Broadly, Shen points to a slow improvement in how Taiwan delivers mental health care over the past 30 years. Initially, policymakers concentrated on building the capacity to care for patients in public institutions.

“At the beginning, we all focused on the manpower, how many psychiatric beds we had,” Shen says.

However, as Taiwan built up its institutions, many people in the sector, like Shen, trained overseas and observed that the structure of treatment in the West was concurrently progressing towards a greater focus on working in the community, rather than institutions. Subsequently, in the past 20 years, the country has been trying to move to a more community-level system, with a focus on awareness, prevention and early stage care.

But as policymakers work to shift mental health services from the institutions to the community, they still meet “a lot” of resistance, Shen says.

“The people still do not accept the psychiatric patients. Though it is much improved from before, we are still in the process. That is the real situation," he says. “If we want to have a mental health center in the community – like a halfway house – neighbors will have a lot of anger over that.
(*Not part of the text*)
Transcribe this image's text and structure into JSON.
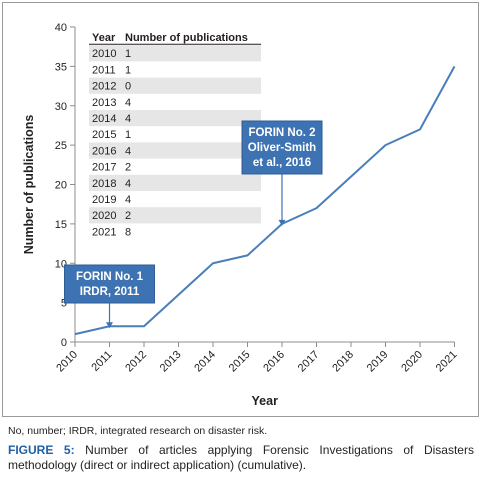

Not only because it may decrease the value of their house, but because they fear those patients might harm them.”

If health care professionals cannot work with the community to help patients earlier, people like Wang may continue to slip through the cracks.

In her inauguration speech in May last year, when the murder of Little Light Bulb was still fresh in the minds of many Taiwanese, President Tsai Ing-wen (蔡英文) acknowledged the country’s social safety net was “full of holes.”

“Over the past few years, several incidents of violent crime affecting the safety of children and youth have shaken our entire society,” Tsai said. “We must do everything we can to prevent the repeated occurrences of tragedy by swiftly mending holes in areas such as public safety, education, mental health and social work.”

The new administration would address those issues with the "utmost seriousness and readiness to act," she said.

Shen, however, has seen little change.

While perhaps not agreeing with Huang’s “ticking time bomb” warning, Shen suggests it may take another incident of a similar magnitude to the horrific death of Little Light Bulb before the government takes notice and gives his department the resources it needs.

“I have to wait for some big problem to happen,” he says.